How would one turn a Miniscript "tree" into a Taproot tree with Taproot'd Miniscript?
You wouldn't - they're incomparable things that don't get translated from one to another.
Miniscript is a way to represent a Bitcoin Script, to help reason about it.
Taproot trees are commitment structures that help construct taproot outputs which can be spent by satisfying one of possibly multiple scripts.
Both the taproot script configuration and miniscript expressions can be thought of as trees, but these exist independently, at different levels. At best you can say that a taproot output is a tree whose leaves are scripts, and these scripts may on their turn be representable as miniscript expression trees - but those are trees of a very different nature.

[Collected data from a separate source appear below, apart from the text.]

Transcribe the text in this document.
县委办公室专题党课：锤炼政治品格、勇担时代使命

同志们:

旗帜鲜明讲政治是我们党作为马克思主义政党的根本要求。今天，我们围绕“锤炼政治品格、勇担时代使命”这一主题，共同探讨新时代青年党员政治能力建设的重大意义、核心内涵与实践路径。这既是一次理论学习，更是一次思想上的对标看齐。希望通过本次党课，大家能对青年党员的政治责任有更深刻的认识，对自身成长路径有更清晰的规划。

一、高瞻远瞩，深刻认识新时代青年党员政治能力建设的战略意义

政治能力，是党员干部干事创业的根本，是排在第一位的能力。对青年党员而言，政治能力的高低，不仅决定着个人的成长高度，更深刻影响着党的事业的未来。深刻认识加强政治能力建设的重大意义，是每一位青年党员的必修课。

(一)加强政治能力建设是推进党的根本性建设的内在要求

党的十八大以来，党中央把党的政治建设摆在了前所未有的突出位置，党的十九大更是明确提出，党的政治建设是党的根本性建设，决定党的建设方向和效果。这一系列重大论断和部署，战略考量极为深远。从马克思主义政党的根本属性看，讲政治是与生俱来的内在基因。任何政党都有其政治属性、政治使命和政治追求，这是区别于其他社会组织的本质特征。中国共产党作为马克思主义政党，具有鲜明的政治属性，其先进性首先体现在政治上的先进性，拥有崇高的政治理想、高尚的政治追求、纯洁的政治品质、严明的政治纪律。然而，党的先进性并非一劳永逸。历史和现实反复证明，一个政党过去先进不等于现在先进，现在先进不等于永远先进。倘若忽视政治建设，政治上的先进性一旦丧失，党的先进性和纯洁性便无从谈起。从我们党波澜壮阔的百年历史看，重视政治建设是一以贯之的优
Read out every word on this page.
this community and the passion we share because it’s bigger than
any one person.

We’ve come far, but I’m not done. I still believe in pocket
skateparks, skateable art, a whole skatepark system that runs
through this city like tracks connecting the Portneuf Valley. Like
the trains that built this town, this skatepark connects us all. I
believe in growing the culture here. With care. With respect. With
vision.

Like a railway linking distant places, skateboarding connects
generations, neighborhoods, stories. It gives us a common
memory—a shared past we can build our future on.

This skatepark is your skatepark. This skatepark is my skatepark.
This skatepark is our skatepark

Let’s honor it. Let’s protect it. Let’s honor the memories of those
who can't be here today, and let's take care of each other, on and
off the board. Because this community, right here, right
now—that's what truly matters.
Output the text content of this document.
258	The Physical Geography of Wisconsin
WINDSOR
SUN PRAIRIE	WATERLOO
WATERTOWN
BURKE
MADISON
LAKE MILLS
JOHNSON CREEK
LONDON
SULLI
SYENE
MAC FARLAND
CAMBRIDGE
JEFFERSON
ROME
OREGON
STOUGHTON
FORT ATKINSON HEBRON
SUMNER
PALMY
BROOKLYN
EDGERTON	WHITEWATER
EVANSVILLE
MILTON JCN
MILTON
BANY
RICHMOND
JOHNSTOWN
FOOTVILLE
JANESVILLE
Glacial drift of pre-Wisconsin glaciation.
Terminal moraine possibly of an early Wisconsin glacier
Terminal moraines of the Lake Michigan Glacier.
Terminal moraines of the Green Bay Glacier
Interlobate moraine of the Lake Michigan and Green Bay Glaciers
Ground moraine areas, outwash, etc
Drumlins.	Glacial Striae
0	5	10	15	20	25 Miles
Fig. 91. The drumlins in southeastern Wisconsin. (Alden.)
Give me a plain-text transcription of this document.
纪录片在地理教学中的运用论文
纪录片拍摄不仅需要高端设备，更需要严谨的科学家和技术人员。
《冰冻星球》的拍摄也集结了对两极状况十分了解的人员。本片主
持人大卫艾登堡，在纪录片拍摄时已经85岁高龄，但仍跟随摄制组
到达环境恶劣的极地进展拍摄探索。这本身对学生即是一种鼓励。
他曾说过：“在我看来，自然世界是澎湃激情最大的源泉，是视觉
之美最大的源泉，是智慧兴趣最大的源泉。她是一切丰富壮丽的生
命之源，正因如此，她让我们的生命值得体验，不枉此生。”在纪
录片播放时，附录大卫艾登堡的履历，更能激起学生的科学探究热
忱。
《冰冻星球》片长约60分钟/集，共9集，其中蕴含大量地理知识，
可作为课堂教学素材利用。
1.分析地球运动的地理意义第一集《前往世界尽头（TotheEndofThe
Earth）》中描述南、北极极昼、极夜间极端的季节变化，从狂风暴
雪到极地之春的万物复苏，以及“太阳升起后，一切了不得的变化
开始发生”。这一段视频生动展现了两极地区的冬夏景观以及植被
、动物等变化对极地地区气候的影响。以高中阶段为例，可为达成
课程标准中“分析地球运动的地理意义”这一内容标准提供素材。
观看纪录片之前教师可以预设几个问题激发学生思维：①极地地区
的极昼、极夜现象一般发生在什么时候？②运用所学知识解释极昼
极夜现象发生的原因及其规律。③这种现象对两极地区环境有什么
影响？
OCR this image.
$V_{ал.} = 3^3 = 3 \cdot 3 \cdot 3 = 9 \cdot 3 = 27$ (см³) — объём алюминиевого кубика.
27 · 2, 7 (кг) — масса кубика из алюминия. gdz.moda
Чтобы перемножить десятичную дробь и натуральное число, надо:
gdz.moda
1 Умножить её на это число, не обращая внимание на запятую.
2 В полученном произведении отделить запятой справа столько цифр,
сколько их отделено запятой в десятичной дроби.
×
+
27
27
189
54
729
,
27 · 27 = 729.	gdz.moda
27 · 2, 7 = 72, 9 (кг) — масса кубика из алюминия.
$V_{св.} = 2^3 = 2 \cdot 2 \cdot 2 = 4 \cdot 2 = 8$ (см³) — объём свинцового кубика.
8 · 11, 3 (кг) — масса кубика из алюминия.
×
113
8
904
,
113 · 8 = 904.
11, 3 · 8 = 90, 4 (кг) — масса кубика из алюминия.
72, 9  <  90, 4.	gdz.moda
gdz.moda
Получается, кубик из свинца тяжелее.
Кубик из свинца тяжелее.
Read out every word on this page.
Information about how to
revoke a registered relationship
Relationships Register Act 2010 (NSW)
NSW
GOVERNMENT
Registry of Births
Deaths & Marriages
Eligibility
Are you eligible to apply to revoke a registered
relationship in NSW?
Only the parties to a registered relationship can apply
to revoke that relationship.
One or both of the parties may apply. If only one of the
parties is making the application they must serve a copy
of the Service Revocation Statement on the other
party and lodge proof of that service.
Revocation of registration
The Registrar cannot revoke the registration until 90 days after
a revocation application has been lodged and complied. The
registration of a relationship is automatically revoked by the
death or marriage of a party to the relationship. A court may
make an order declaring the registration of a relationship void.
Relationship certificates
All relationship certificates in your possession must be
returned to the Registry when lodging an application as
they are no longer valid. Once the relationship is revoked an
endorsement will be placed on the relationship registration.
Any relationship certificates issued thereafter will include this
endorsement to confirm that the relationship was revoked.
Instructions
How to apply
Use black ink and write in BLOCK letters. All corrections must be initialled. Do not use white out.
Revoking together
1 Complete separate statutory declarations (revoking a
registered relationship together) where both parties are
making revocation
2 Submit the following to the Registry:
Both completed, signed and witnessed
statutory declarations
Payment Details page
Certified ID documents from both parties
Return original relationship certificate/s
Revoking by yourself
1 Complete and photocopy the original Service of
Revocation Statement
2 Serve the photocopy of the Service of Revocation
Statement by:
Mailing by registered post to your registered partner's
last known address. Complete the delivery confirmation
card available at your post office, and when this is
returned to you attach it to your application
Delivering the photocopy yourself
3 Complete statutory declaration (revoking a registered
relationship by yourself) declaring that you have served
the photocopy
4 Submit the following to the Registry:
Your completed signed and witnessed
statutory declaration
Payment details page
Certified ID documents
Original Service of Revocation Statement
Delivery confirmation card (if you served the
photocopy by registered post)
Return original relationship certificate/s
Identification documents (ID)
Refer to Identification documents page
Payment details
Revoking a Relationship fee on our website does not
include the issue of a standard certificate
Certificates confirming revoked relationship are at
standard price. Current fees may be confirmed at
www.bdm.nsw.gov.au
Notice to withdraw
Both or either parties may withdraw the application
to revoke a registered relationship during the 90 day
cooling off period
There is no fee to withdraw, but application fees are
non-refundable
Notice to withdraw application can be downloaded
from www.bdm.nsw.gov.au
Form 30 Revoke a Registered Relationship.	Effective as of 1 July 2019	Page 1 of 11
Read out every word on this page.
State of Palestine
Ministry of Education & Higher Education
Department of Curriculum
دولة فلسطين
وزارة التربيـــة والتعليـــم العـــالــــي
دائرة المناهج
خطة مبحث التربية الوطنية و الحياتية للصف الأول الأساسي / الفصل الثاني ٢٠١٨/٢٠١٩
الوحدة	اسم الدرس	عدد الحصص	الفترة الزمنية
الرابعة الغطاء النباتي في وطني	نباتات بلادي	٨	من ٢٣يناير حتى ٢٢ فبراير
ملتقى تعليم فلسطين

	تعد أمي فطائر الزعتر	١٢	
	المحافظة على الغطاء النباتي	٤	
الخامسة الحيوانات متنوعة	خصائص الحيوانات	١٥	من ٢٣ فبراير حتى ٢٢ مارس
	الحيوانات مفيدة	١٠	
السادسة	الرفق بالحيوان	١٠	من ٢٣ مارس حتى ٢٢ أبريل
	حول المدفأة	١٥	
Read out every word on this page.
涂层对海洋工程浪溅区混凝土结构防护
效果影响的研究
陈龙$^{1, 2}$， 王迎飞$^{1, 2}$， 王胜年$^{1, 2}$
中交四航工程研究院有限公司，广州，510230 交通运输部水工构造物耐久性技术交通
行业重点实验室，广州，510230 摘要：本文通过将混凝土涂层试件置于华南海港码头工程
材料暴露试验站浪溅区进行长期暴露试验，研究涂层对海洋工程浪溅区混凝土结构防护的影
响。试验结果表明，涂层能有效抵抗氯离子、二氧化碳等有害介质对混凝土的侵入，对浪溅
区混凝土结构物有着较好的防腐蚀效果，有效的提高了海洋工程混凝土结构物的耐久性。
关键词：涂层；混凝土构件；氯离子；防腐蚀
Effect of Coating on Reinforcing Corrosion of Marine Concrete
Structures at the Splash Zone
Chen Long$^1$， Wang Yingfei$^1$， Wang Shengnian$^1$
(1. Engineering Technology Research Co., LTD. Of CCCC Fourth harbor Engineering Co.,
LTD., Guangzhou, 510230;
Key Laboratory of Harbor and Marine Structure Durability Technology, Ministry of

Perhaps a more useful question is:
How can spending policies be translated to a tree of scripts, now that taproot permits outputs to be spendable using a disjunction of multiple scripts rather than a single script?
The simplest case is something like a policy "sign with key K1 OR sign with key K2". It could be implemented as:
- A single script
<K1> OP_CHECKSIG OP_SWAP <K2> OP_CHECKSIG OP_BOOLOR
(miniscript or_b(pk(K1),s:pk(K2))
).
- A disjunction of two scripts:
<K1> OP_CHECKSIG
(pk(K1)
)
<K2> OP_CHECKSIG
(pk(K2)
)
It gets more complicated when we're talking about more involved policies:
- "K1 must sign and either K2 or K3 must sign" can be implemented using:
- A single script
<K1> OP_CHECKSIGVERIFY <K2> OP_CHECKSIG OP_SWAP <K3> OP_CHECKSIG OP_BOOLOR
(and_v(v:pk(K1),or_b(pk(K2),s:pk(K3)))
).
- A disjunction of two scripts:
<K1> OP_CHECKSIGVERIFY <K2> OP_CHECKSIG
(and_v(v:pk(K1),pk(K2))
)
<K1> OP_CHECKSIGVERIFY <K3> OP_CHECKSIG
(and_v(v:pk(K1),pk(K3))
)
- "Two out of these three conditions must be fulfilled: (1) K1 must sign (2) K2 must sign (3) both K3 and K4 must sign" can be implemented using:
- A single script
<K3> OP_CHECKSIG OP_SWAP <K4> OP_CHECKSIG OP_BOOLAND OP_SWAP <K1> OP_CHECKSIG OP_ADD OP_SWAP <K2> OP_CHECKSIG OP_ADD 2 OP_EQUAL
(thresh(2,and_b(pk(K3),s:pk(K4)),s:pk(K1),s:pk(K2))
)
- A disjunction of 3 scripts:
<K1> OP_CHECKSIGVERIFY <K2> OP_CHECKSIG
(and_v(v:pk(K1),pk(K2))
)
<K1> OP_CHECKSIGVERIFY <K3> OP_CHECKSIGVERIFY <K4> OP_CHECKSIG
(and_v(v:pk(K1),and_v(v:pk(K3),pk(K4)))
)
<K2> OP_CHECKSIGVERIFY <K3> OP_CHECKSIGVERIFY <K4> OP_CHECKSIG
(and_v(v:pk(K2),and_v(v:pk(K3),pk(K4)))
)
Which of these options is optimal may depend on the situation:
- Using more script leaves is generally more private, as the unused leaves (and the spending conditions they correspond with) aren't revealed to the blockchain at spending time.
- Using more script leaves may or may not be cheaper to spend. In simple disjunction cases (where the policy is "A or B or C or ...") splitting in separate scripts is generally cheaper. When there is a huge combinatorial explosion that a policy needs to be turned into to make use of separate script, a single script may be cheaper to spend.
- Coordination in case multiple signing parties need to cooperate may be easier in case of a single script, because they need to decide ahead of time which script they'll be signing for (due to BIP341 sighash rules committing to the actual script used).